With ideal photographic tone reproduction in the final positive image, whether a print or diapositive, the differences in D for any two details should be such that the ratio of brightnesses in the subject and the image are identical under identical conditions of examination. Such tone reproduction is effected only if the entire sequence of conversions is linear and if the range in which the conversions take place is unlimited. The entire sequence includes the conversions of the set of brightnesses to the set of illuminations on the negative emulsion and, subsequently, to negative blackening, illumination on the positive emulsion, positive blackening, and so on, to the set of blackenings on duplicates or the set of illuminations on a viewing screen. In practice, however, all the stages of the photographic process are more or less nonlinear and are limited in range.
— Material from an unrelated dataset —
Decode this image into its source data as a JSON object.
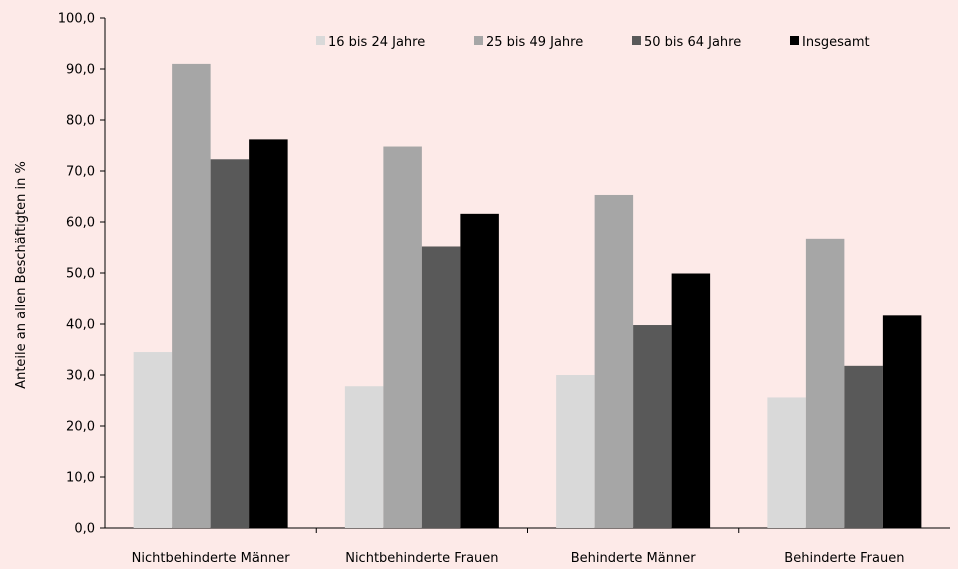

For example, the characteristic curve of the photosensitive emulsion is always nonlinear, and its exposure latitude is limited and insignificant, even compared to the complete range of transmitted exposures.

Tone reproduction is complicated even more if the image is evaluated visually, rather than by means of objectively measured characteristics. In this case, the number of distorting factors is increased to include the characteristics of the eye as a receiver, which may evaluate the same set of values of B differently, depending on the size of the details, the various illumination levels of the image and the subject, and uneven darkening in the room used for examination. As a result, the basic problems in the theory of tone reproduction are no longer seen as the determination of conditions for ideal tone reproduction. Rather, by necessity, they have gradually been reformulated as the determination of conditions under which tone reproduction is still satisfactory for the possible wider range of values B as the analysis of how to reproduce a given subject photographically with the smallest degree of distortion of the differences in B, and as the determination of quantitative estimates of such distortion.